Najwięcej zamieszania było ostatnio wokół szkół wileńskich. Można się doszukiwać, kto zawinił, że ta czy inna szkoła nie zdążyła z akredytacją, że nie ma wspólnego stanowiska polskich szkół w kwestii sieci szkolnictwa polskiego w stolicy. Faktem jest jednak, że o ile w rejonie wileńskim czworo z pięciorga dzieci z polskich rodzin chodzi do polskich szkół, to w Wilnie - zaledwie co drugie dziecko. Dlaczego tak się dzieje? Brak informacji, zaufania? Józef Kwiatkowski uważa, że jest to cały "zestaw uwarunkowań". "W czwartek odbędzie się XX konferencja Wileńskiego Rejonowego Oddziału ZPL "Polskie dziecko w polskiej szkole". W ciągu 20 ostatnich lat w rejonie wileńskim była prowadzona codzienna, ukierunkowana praca wśród rodziców. Oczywiście, tam, gdzie Polacy mieszkają zwarcie, jest łatwiej: jeśli sąsiadka oddała dziecko do polskiej szkoły, to ja swoje również zapiszę do polskiej. Łatwiej jest dotrzeć do każdej rodziny, spotkać się z rodzicami. Kontakt jest bliższy, ponadto odbywa się wiele polskich imprez. W Wilnie Polacy są rozproszeni, w pracy zazwyczaj również są w środowisku litewskim. Nieraz się zdarza, że ci, którzy kształcą dzieci w języku ojczystym są narażeni na krytykę ze strony kolegów. Więcej jest rodzin mieszanych, trudniej jest zachować swoją tożsamość narodową i kontakt z polską kulturą. W Wilnie trudniej jest więc trafić z informacją o ofercie polskiej szkoły do polskiej rodziny. O ile w rejonach to nauczyciel szuka kontaktów z polską rodziną, w Wilnie - rodzice szukają dla dziecka szkoły. Do polskich trafiają ci świadomi swej tożsamości, czyli tacy, których nie trzeba przekonywać, w jakim języku ma się uczyć ich dziecko" - mówi prezes "Macierzy Szkolnej".

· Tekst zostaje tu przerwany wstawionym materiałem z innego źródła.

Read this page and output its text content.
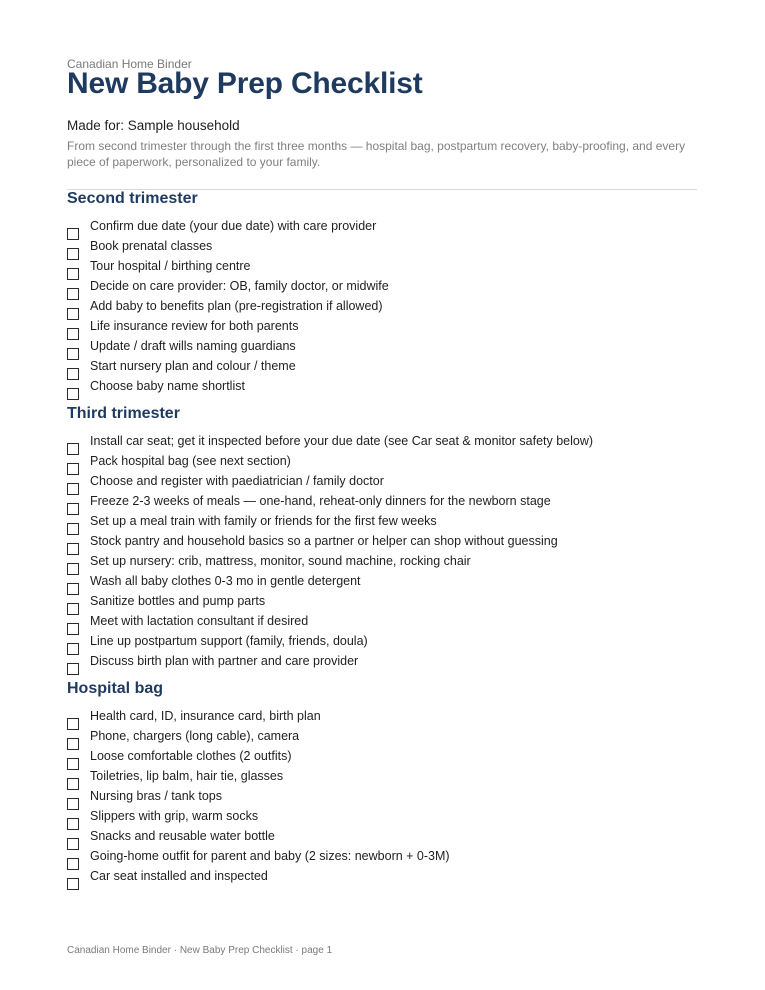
Canadian Home Binder
New Baby Prep Checklist
Made for: Sample household
From second trimester through the first three months — hospital bag, postpartum recovery, baby-proofing, and every piece of paperwork, personalized to your family.
Second trimester
Confirm due date (your due date) with care provider
Book prenatal classes
Tour hospital / birthing centre
Decide on care provider: OB, family doctor, or midwife
Add baby to benefits plan (pre-registration if allowed)
Life insurance review for both parents
Update / draft wills naming guardians
Start nursery plan and colour / theme
Choose baby name shortlist
Third trimester
Install car seat; get it inspected before your due date (see Car seat & monitor safety below)
Pack hospital bag (see next section)
Choose and register with paediatrician / family doctor
Freeze 2-3 weeks of meals — one-hand, reheat-only dinners for the newborn stage
Set up a meal train with family or friends for the first few weeks
Stock pantry and household basics so a partner or helper can shop without guessing
Set up nursery: crib, mattress, monitor, sound machine, rocking chair
Wash all baby clothes 0-3 mo in gentle detergent
Sanitize bottles and pump parts
Meet with lactation consultant if desired
Line up postpartum support (family, friends, doula)
Discuss birth plan with partner and care provider
Hospital bag
Health card, ID, insurance card, birth plan
Phone, chargers (long cable), camera
Loose comfortable clothes (2 outfits)
Toiletries, lip balm, hair tie, glasses
Nursing bras / tank tops
Slippers with grip, warm socks
Snacks and reusable water bottle
Going-home outfit for parent and baby (2 sizes: newborn + 0-3M)
Car seat installed and inspected
Canadian Home Binder · New Baby Prep Checklist · page 1
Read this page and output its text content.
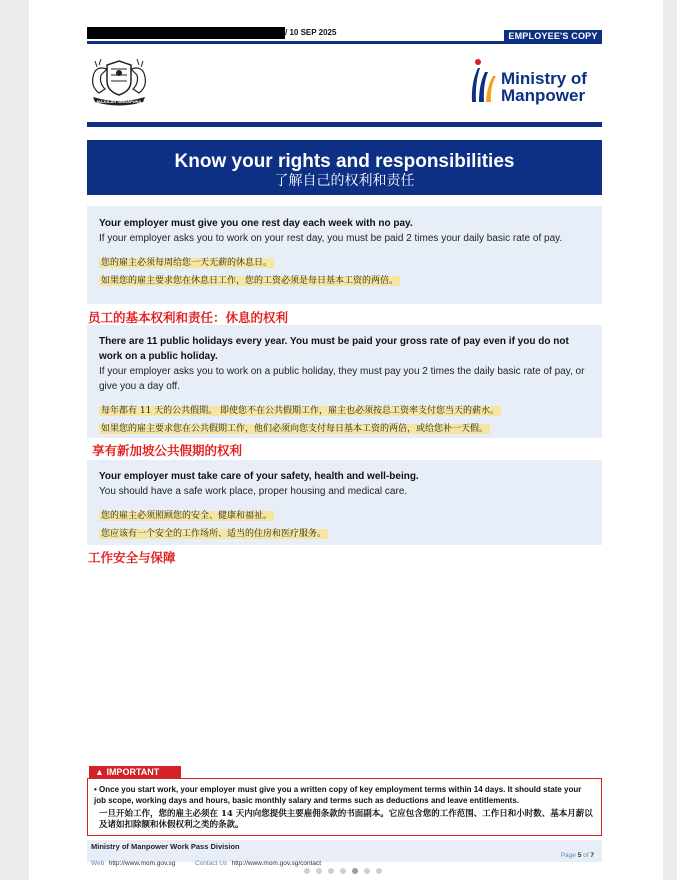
/ 10 SEP 2025	EMPLOYEE'S COPY
MAJULAH SINGAPURA
Ministry of
Manpower
Know your rights and responsibilities
了解自己的权利和责任

Your employer must give you one rest day each week with no pay.

If your employer asks you to work on your rest day, you must be paid 2 times your daily basic rate of pay.

您的雇主必须每周给您一天无薪的休息日。
如果您的雇主要求您在休息日工作，您的工资必须是每日基本工资的两倍。
员工的基本权利和责任：休息的权利

There are 11 public holidays every year. You must be paid your gross rate of pay even if you do not work on a public holiday.

If your employer asks you to work on a public holiday, they must pay you 2 times the daily basic rate of pay, or give you a day off.

每年都有 11 天的公共假期。 即使您不在公共假期工作，雇主也必须按总工资率支付您当天的薪水。
如果您的雇主要求您在公共假期工作，他们必须向您支付每日基本工资的两倍，或给您补一天假。
享有新加坡公共假期的权利

Your employer must take care of your safety, health and well-being.

You should have a safe work place, proper housing and medical care.

您的雇主必须照顾您的安全、健康和福祉。
您应该有一个安全的工作场所、适当的住房和医疗服务。
工作安全与保障
▲ IMPORTANT
• Once you start work, your employer must give you a written copy of key employment terms within 14 days. It should state your job scope, working days and hours, basic monthly salary and terms such as deductions and leave entitlements.
一旦开始工作，您的雇主必须在 14 天内向您提供主要雇佣条款的书面副本。它应包含您的工作范围、工作日和小时数、基本月薪以及诸如扣除额和休假权利之类的条款。
Ministry of Manpower Work Pass Division
Web http://www.mom.gov.sg	Contact Us http://www.mom.gov.sg/contact
Page 5 of 7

Zdaniem Józefa Kwiatkowskiego, nauczyciele muszą więcej uwagi poświęcać promocji szkoły, wyników jej pracy. Informacje o wynikach egzaminów maturalnych, o osiągnięciach uczniów, o pracy pozalekcyjnej prowadzonej przez każdą konkretną placówkę powinny być powszechnie dostępne. Krytyka, ale jak zastrzega - konstruktywna - jest potrzebna, ale trzeba też głośno i dobitnie mówić o sukcesach, bo jak inaczej dotrzeć do tych, którzy nie wiedzą, którzy wątpią, wahają się?

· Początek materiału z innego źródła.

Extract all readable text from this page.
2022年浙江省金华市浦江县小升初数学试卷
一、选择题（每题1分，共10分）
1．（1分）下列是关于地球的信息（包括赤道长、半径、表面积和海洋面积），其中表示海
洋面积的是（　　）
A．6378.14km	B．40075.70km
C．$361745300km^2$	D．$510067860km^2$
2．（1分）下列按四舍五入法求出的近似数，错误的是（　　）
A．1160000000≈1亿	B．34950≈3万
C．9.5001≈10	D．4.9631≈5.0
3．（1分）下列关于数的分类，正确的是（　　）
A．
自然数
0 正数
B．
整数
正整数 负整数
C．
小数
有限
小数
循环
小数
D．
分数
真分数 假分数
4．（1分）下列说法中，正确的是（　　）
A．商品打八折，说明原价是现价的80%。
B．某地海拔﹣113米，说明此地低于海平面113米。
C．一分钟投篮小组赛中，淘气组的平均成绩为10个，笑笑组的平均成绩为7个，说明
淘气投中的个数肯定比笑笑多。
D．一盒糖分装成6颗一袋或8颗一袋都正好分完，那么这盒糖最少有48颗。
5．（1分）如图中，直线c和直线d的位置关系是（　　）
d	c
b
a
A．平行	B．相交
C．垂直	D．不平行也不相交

Polska szkoła będzie atrakcyjna, jeśli atrakcyjna będzie polska kultura i polskość ogólnie rzecz biorąc. Musimy przyznać, że obecnie tej polskości w Wilnie, na Litwie jest mniej niż w okresie sowieckim, kiedy powszechnie słuchano programów Polskiego Radia, oglądano polską telewizję, a w każdym kiosku można było kupić polskie gazety czy czasopisma. Obecnie mamy szeroki wybór rosyjskich gazet, pism, programów telewizyjnych, a polska oferta jest bardziej niż skromna. "Widocznie Rosja przeznacza więcej środków na promocję swojej kultury niż Polska" - zastanawia się rozmówca Wilnoteki.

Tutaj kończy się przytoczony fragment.